Perché se Amorim ha esigenze precise per completare la rosa, allo stesso tempo il club deve riuscire a sfoltire un organico ancora troppo numeroso. E proprio le uscite stanno diventando uno dei problemi principali di queste settimane. Il tecnico, almeno pubblicamente, mantiene un profilo basso e preferisce non alimentare tensioni, ma all’interno del club iniziano a essere sempre più chiari i nomi dei giocatori che non rientrano nel suo progetto.
Le bocciature di Amorim
Le prime conferme riguardano Tomori, Odogu e Fofana. Sono i profili sui quali l’allenatore portoghese avrebbe ormai espresso un giudizio definitivo e che il Milan considera quindi prioritari sul mercato in uscita. Per tutti e tre le valutazioni tecniche di Amorim sarebbero arrivate a una conclusione negativa e ora la dirigenza dovrà trovare la soluzione migliore per accompagnarli verso una nuova destinazione.
La novità più significativa riguarda invece Christopher Nkunku. Il francese sembrava inizialmente uno dei giocatori maggiormente compatibili con il 3-4-2-1 di Amorim, soprattutto per caratteristiche tecniche e capacità di muoversi alle spalle della punta. Gli allenamenti e i primi spezzoni di partita, però, avrebbero modificato il giudizio del tecnico.
Nkunku è dunque finito nella lista degli esuberi e la sua eventuale partenza potrebbe avere conseguenze anche sull’assetto offensivo del Milan.
E Leao?
La situazione di Nkunku rischia infatti di intrecciarsi con quella di Rafael Leao. Se il francese dovesse davvero lasciare Milanello, il tecnico potrebbe dover rivedere alcune delle proprie valutazioni sulla composizione del reparto offensivo e sul ruolo del portoghese nel nuovo sistema.

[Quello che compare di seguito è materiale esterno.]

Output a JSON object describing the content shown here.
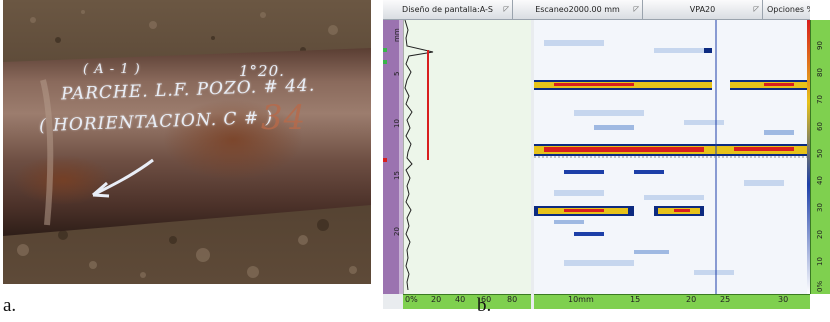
{
  "captions": {
    "a": "a.",
    "b": "b."
  },
  "photo": {
    "inscription": {
      "line1": "( A - 1 )",
      "line2": "1°20.",
      "line3": "PARCHE. L.F. POZO. # 44.",
      "line4": "( HORIENTACION. C # )",
      "line5": "34"
    }
  },
  "toolbar": {
    "display_label": "Diseño de pantalla:A-S",
    "scan_label": "Escaneo2000.00 mm",
    "group_label": "VPA20",
    "options_label": "Opciones %"
  },
  "depth_ruler": {
    "unit": "mm",
    "ticks": [
      "5",
      "10",
      "15",
      "20"
    ]
  },
  "ascan_ruler": {
    "ticks": [
      "0%",
      "20",
      "40",
      "60",
      "80"
    ]
  },
  "bscan_ruler": {
    "ticks": [
      "10mm",
      "15",
      "20",
      "25",
      "30"
    ]
  },
  "amplitude_scale": {
    "ticks": [
      "90",
      "80",
      "70",
      "60",
      "50",
      "40",
      "30",
      "20",
      "10",
      "0%"
    ]
  },
  "colors": {
    "ruler_green": "#7fd04f",
    "ruler_purple": "#9b73b0",
    "gate_red": "#d81e1e",
    "cursor_blue": "#1d3fa8"
  }
}
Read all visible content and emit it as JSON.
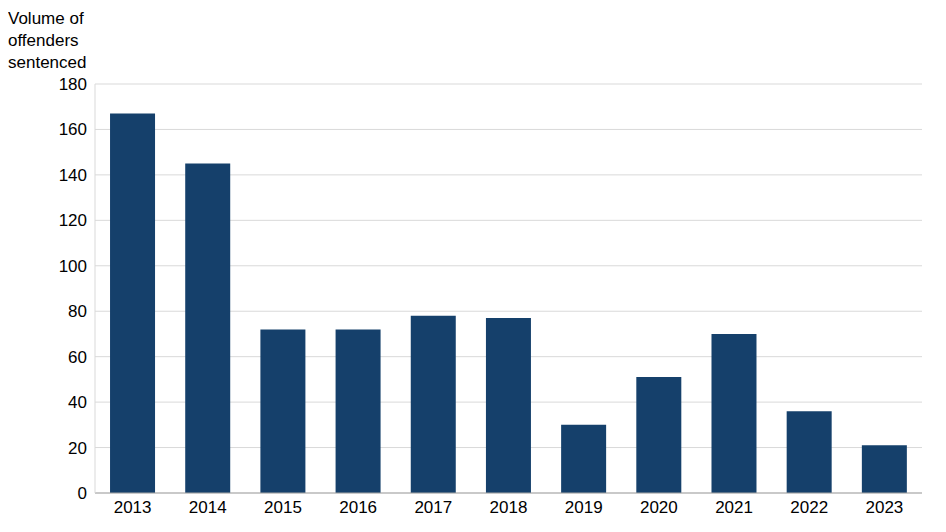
{
  "chart_data": {
    "type": "bar",
    "y_label": "Volume of offenders sentenced",
    "categories": [
      "2013",
      "2014",
      "2015",
      "2016",
      "2017",
      "2018",
      "2019",
      "2020",
      "2021",
      "2022",
      "2023"
    ],
    "values": [
      167,
      145,
      72,
      72,
      78,
      77,
      30,
      51,
      70,
      36,
      21
    ],
    "color": "#15406b",
    "ylim": [
      0,
      180
    ],
    "yticks": [
      0,
      20,
      40,
      60,
      80,
      100,
      120,
      140,
      160,
      180
    ],
    "grid": true
  }
}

È uno dei temi che inevitabilmente saranno stati affrontati nel confronto tra Cardinale e Amorim, anche perché il Milan deve ancora trovare la formula definitiva per rendere equilibrata una rosa costruita tra esigenze tecniche, mercato e sostenibilità economica.
Maignan e Rabiot, il nodo da sciogliere
Sul tavolo del vertice di Milanello ci sono poi due situazioni particolarmente delicate: Mike Maignan e Adrien Rabiot. Entrambi hanno vissuto una situazione che rischia di trasformarsi in un potenziale mal di pancia e il club non vuole permettere che il problema si trascini fino alle ultime settimane di mercato.

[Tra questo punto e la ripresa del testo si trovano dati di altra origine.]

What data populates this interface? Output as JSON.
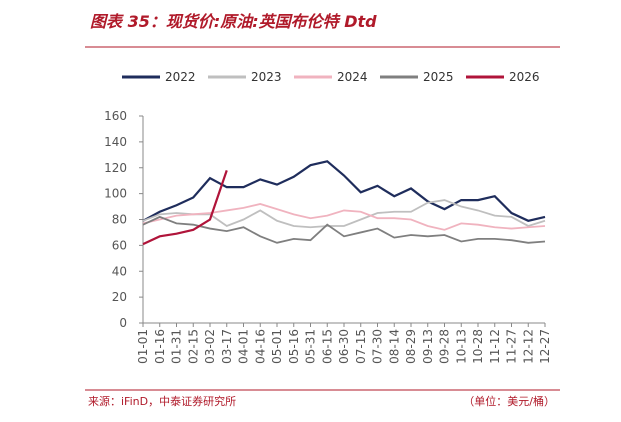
{
  "chart_data": {
    "type": "line",
    "title": "图表 35：现货价:原油:英国布伦特 Dtd",
    "source": "来源：iFinD，中泰证券研究所",
    "unit": "（单位：美元/桶）",
    "categories": [
      "01-01",
      "01-16",
      "01-31",
      "02-15",
      "03-02",
      "03-17",
      "04-01",
      "04-16",
      "05-01",
      "05-16",
      "05-31",
      "06-15",
      "06-30",
      "07-15",
      "07-30",
      "08-14",
      "08-29",
      "09-13",
      "09-28",
      "10-13",
      "10-28",
      "11-12",
      "11-27",
      "12-12",
      "12-27"
    ],
    "series": [
      {
        "name": "2022",
        "color": "#1f2d5c",
        "values": [
          79,
          86,
          91,
          97,
          112,
          105,
          105,
          111,
          107,
          113,
          122,
          125,
          114,
          101,
          106,
          98,
          104,
          94,
          88,
          95,
          95,
          98,
          85,
          79,
          82
        ]
      },
      {
        "name": "2023",
        "color": "#bfbfbf",
        "values": [
          79,
          84,
          85,
          84,
          84,
          75,
          80,
          87,
          79,
          75,
          74,
          75,
          75,
          80,
          85,
          86,
          86,
          93,
          95,
          90,
          87,
          83,
          82,
          75,
          79
        ]
      },
      {
        "name": "2024",
        "color": "#f0b3bf",
        "values": [
          77,
          80,
          83,
          84,
          85,
          87,
          89,
          92,
          88,
          84,
          81,
          83,
          87,
          86,
          81,
          81,
          80,
          75,
          72,
          77,
          76,
          74,
          73,
          74,
          75
        ]
      },
      {
        "name": "2025",
        "color": "#7f7f7f",
        "values": [
          76,
          82,
          77,
          76,
          73,
          71,
          74,
          67,
          62,
          65,
          64,
          76,
          67,
          70,
          73,
          66,
          68,
          67,
          68,
          63,
          65,
          65,
          64,
          62,
          63
        ]
      },
      {
        "name": "2026",
        "color": "#b0143a",
        "values": [
          61,
          67,
          69,
          72,
          80,
          118,
          null,
          null,
          null,
          null,
          null,
          null,
          null,
          null,
          null,
          null,
          null,
          null,
          null,
          null,
          null,
          null,
          null,
          null,
          null
        ]
      }
    ],
    "ylim": [
      0,
      160
    ],
    "yticks": [
      0,
      20,
      40,
      60,
      80,
      100,
      120,
      140,
      160
    ]
  }
}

Per questo Cardinale e Amorim puntano a trovare rapidamente una soluzione. L’obiettivo è evitare che questioni individuali possano destabilizzare un gruppo che deve ancora assimilare completamente le idee del nuovo allenatore.
Il summit di Milanello serve dunque a mettere ordine e a stabilire le priorità. Entrate, uscite, giocatori da confermare e situazioni da ricomporre: nelle prossime due settimane e mezzo il Milan dovrà dare una forma definitiva alla squadra che affronterà la nuova stagione.
E dalle decisioni prese in questi giorni passerà una parte importante del progetto di Amorim.